One of Scaryduck's "Tales of Mirth and Woe" concerned the effects of adding much of the contents of mate's Dad's garage to Very Large November 5th Bonfire.  'splodey Mirth and Woe in equal measure.
External Transparent Wall Inspection Operative & Mayor of Mortagne-au-Perche
Satisfying the Bloodlust of the Masses in Peacetime

simonp

  • Omnomnomnipotent.
Re: Christmas pud sales nosedive
« Reply #47 on: January 10, 2020, 01:51:53 pm »
C'mon then admit it. Who does not like Christmas pudding? Sales are down 16% year on year.

Disgusting filth. The drop is not down to me, I never eat them.

BrianI

  • Is it a bird? Is it a plane? No, it's Lepidopterist Man!
Re: Christmas pud sales nosedive
« Reply #48 on: January 11, 2020, 03:30:51 pm »
C'mon then admit it. Who does not like Christmas pudding?
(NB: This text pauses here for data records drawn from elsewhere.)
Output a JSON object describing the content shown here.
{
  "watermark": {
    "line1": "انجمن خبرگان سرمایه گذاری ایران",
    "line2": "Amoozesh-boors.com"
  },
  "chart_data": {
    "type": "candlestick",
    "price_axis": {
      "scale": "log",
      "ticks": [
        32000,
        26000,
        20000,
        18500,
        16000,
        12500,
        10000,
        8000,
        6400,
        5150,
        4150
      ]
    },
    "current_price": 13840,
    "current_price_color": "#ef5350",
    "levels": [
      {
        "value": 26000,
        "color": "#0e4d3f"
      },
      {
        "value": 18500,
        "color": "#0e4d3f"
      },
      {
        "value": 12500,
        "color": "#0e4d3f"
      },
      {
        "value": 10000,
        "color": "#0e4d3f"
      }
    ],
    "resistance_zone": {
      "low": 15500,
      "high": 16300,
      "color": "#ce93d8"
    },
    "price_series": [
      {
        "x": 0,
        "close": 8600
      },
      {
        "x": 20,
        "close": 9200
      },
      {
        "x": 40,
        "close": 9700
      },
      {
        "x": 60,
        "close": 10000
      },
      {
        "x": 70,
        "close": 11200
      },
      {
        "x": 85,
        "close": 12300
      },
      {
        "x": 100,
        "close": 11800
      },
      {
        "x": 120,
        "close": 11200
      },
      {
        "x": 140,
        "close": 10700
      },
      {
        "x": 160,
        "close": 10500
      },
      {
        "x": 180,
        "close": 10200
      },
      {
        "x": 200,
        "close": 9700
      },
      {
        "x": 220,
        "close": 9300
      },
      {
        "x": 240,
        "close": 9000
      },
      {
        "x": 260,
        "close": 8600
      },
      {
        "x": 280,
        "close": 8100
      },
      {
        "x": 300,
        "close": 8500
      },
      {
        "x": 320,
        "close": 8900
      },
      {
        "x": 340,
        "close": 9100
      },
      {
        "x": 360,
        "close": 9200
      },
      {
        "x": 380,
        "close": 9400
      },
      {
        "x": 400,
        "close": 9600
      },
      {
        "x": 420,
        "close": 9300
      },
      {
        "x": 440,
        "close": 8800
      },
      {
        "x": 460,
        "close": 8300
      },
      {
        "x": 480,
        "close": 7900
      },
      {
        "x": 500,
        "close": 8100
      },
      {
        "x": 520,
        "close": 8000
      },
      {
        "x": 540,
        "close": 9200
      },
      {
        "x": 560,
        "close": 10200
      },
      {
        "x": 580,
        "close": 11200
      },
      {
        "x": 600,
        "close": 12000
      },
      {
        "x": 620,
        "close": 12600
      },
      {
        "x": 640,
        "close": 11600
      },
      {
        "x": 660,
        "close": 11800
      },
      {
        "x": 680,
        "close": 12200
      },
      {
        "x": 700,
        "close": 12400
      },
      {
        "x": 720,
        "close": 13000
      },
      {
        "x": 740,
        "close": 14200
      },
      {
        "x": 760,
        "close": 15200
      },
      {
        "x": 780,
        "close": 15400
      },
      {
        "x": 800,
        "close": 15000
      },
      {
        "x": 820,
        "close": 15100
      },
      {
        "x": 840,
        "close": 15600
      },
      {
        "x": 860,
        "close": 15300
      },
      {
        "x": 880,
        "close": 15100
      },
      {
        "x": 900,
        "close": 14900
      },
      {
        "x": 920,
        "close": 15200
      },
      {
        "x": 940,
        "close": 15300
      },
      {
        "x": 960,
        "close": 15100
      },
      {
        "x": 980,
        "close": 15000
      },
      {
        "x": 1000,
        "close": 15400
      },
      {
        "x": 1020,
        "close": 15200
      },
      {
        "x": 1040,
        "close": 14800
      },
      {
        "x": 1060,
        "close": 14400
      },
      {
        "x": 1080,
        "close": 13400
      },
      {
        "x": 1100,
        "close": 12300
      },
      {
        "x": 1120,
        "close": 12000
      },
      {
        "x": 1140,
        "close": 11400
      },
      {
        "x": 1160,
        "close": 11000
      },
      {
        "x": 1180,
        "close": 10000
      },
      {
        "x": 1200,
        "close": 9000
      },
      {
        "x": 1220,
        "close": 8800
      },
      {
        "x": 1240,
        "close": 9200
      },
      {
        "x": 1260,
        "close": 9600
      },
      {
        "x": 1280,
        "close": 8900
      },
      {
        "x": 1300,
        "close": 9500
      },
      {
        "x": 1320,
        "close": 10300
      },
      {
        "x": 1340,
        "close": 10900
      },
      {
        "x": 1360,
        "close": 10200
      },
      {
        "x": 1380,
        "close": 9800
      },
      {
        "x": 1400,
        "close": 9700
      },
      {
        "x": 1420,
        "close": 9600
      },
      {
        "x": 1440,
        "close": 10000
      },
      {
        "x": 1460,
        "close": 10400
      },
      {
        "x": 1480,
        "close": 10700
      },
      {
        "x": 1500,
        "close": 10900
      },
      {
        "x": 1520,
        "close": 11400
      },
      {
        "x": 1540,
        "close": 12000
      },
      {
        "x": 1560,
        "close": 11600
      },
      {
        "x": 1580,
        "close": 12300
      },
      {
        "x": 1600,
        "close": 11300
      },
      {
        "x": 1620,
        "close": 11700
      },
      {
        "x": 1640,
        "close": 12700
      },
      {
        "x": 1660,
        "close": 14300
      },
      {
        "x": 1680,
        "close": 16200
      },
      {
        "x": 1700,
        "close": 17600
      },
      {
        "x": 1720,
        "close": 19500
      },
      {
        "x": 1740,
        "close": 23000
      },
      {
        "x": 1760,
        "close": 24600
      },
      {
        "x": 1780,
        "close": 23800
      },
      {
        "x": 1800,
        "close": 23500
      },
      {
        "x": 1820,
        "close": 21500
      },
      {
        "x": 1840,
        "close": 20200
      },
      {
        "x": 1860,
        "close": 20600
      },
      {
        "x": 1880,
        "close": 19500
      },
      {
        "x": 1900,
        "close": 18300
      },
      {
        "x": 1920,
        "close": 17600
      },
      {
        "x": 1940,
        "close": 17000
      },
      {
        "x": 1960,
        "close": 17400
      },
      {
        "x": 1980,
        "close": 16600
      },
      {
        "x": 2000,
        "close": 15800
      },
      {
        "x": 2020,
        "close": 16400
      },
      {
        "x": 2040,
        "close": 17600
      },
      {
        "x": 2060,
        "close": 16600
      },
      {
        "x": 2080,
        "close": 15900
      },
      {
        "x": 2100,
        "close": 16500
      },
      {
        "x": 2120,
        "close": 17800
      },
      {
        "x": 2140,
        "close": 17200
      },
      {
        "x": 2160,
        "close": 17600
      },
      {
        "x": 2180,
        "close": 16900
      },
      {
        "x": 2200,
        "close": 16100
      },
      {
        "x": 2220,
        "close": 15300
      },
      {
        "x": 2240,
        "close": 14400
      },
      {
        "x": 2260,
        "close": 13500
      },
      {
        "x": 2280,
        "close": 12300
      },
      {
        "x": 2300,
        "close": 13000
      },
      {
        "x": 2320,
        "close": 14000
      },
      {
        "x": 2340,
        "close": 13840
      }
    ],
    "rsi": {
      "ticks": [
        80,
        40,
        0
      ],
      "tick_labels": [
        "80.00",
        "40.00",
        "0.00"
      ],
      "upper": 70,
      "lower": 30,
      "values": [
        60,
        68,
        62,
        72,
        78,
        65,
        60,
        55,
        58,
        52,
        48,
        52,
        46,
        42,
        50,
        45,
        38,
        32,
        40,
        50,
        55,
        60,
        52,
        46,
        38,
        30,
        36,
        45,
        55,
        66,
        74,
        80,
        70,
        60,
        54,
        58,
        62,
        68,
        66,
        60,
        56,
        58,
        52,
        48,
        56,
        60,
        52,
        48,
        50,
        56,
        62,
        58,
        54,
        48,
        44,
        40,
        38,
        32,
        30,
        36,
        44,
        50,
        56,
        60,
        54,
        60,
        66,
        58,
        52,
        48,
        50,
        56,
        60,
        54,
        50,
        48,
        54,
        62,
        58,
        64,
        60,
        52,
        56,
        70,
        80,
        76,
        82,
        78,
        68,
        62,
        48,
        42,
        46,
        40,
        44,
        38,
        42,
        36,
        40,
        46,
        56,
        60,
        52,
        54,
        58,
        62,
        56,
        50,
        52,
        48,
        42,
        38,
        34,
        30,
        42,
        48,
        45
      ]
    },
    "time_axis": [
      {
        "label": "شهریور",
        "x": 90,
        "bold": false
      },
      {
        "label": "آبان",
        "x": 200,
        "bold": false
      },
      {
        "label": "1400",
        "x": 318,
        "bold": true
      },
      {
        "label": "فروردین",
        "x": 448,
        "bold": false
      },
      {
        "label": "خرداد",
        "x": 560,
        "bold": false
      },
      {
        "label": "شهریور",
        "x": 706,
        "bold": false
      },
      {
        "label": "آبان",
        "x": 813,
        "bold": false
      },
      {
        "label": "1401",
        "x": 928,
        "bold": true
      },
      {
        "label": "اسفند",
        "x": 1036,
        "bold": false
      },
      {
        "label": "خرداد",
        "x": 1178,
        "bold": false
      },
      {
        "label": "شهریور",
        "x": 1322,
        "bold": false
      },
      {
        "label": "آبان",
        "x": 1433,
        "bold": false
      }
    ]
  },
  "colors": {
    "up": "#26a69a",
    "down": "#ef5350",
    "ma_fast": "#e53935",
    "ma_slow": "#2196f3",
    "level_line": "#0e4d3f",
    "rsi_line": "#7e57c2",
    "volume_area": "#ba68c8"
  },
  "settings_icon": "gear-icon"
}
Sales are down 16% year on year.

I like Christmas Pudding!

Alas it's one of the many, many things I'm no longer allowed :-(  :'( :'( :'( :'(

vorsprung

  • Opposites Attract
    • Audaxing
Re: Christmas pud sales nosedive
« Reply #49 on: January 11, 2020, 03:36:47 pm »
Our bike to the pub club xmas dinner - with 16 people had the option of xmas pudding.  Noone selected it.  I had cheesecake.